Career Definition for a Criminal Lawyer
Criminal lawyers serve as both an advisor and an advocate for their clients in the process of navigating the criminal court system. Job duties of a criminal lawyer include meeting with clients, interviewing witnesses or complainants, interacting with the police and district attorney or prosecutor, researching case law and appearing in court.
|Education||Bachelor's degree and law school degree|
|Job Skills||Intuitive, hard-working, flexible, good speaking and writing skills, analytical reasoning|
|Median Salary (2015)*||$115,820 (for all lawyers)|
|Job Growth (2014-2024)*||6% (for all lawyers)|
Source: *U.S. Bureau of Labor Statistics
Becoming a criminal lawyer can be a lengthy process. Criminal lawyers need to complete a four-year undergraduate degree and then attend a three-year law school program. Many potential criminal lawyers take courses in criminal justice, law enforcement and law before specializing in criminal law in law school. After completing your education, it is also necessary to pass a written bar exam in order to be licensed to practice law in a specific state; some states also require a written ethics examination.
To be successful as a criminal lawyer, you'll need to be hard-working, intuitive, willing to work long and irregular hours and capable of dealing with stressful and demanding situations. An ability to connect and communicate well with others, express yourself clearly when speaking and writing and create and analyze arguments will serve you well as a criminal lawyer.
Career and Economic Outlook
According to the U.S. Bureau of Labor Statistics (BLS), employment for all lawyers is expected to grow at a rate of 6% from 2014 to 2024, which is about as fast as the average growth for all careers. In May 2015, the BLS reported a median annual income of $115,820 for lawyers of all areas of law; compensation varies by geographic area and years of experience.

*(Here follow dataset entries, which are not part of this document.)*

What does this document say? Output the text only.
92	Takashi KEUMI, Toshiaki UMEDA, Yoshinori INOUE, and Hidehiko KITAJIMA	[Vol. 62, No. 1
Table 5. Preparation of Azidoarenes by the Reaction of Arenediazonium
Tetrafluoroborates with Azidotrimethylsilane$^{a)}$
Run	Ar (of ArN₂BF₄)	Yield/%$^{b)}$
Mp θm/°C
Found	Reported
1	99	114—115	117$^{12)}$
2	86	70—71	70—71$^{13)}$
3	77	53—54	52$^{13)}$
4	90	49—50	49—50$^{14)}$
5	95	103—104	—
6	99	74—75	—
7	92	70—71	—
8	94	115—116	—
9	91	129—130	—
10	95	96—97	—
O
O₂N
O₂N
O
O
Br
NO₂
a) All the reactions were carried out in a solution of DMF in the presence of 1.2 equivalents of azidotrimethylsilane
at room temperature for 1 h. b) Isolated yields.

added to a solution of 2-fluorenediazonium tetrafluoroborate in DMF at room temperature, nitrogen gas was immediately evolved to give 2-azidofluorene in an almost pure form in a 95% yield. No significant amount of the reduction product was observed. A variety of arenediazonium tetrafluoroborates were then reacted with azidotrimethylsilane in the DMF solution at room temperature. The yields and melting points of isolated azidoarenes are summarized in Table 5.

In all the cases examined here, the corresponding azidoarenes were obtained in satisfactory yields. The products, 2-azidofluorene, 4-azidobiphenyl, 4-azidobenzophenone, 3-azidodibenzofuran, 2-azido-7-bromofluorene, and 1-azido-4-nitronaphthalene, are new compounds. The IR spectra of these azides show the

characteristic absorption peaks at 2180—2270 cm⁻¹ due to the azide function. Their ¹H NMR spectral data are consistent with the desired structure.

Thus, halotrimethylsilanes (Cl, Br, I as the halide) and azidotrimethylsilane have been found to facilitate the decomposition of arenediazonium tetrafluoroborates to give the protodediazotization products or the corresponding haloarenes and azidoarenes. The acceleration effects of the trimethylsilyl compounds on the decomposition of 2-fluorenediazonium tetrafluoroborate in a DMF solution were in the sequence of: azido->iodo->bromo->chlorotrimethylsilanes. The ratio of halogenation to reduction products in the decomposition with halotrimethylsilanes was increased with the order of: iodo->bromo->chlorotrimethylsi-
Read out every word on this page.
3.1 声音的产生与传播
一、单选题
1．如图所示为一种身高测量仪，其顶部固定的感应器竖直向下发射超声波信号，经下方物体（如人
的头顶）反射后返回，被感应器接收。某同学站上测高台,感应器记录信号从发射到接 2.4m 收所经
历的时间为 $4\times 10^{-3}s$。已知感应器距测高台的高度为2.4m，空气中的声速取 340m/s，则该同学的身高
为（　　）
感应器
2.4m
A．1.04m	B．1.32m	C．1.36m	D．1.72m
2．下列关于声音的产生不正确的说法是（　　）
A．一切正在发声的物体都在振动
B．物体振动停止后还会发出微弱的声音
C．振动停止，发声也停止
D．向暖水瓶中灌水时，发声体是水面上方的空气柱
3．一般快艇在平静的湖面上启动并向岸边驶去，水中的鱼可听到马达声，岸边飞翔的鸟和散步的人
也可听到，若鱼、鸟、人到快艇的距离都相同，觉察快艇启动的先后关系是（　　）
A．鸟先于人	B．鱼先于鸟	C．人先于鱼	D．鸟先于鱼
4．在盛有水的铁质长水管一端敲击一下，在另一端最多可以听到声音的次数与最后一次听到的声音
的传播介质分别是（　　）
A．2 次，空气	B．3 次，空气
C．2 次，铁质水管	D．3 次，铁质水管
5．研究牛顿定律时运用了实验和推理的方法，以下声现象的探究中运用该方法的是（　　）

Alternative Career Options
Similar career options in this field include:
Those who desire a career in law but are intimidated by the extensive educational requirements should consider becoming a paralegal. Paralegals analyze all the facts in a case, research pertinent information, such as laws and related cases, write reports, create and organize legal documents, assemble evidence and file appropriate documents with the court. They also assist lawyers in trial preparations and support them during court appearances.
To work in this profession, earning an associate degree in paralegal studies or a bachelor's degree and a paralegal certificate is necessary. Obtaining optional professional certification is also beneficial when seeking employment. As predicted in BLS data, paralegals and legal assistants will see an 8% increase in job opportunities between 2014 and 2024. The median yearly salary for these legal workers is $48,810, as seen in BLS reports from 2015.
For those with an interest in criminal law and bringing the bad guys to justice, a career in criminal investigation could be a good fit. Criminal investigators gather evidence at crime scenes, talk with suspects and witnesses, research records, participate in surveillance activities, arrest suspects and testify in court proceedings. To qualify for employment, a criminal investigator needs a high school diploma and is required to complete a police academy program. Some police departments may also require college courses or a degree in criminal justice or a related field. Most criminal investigators generally begin work as a police officer and are promoted into an investigator position after acquiring on-the-job experience.
In May 2015, the BLS reported that criminal investigators and detectives received an annual median income of $77,210. According to the agency, detective and criminal investigator jobs are expected to decline by 1% between 2014 and 2024.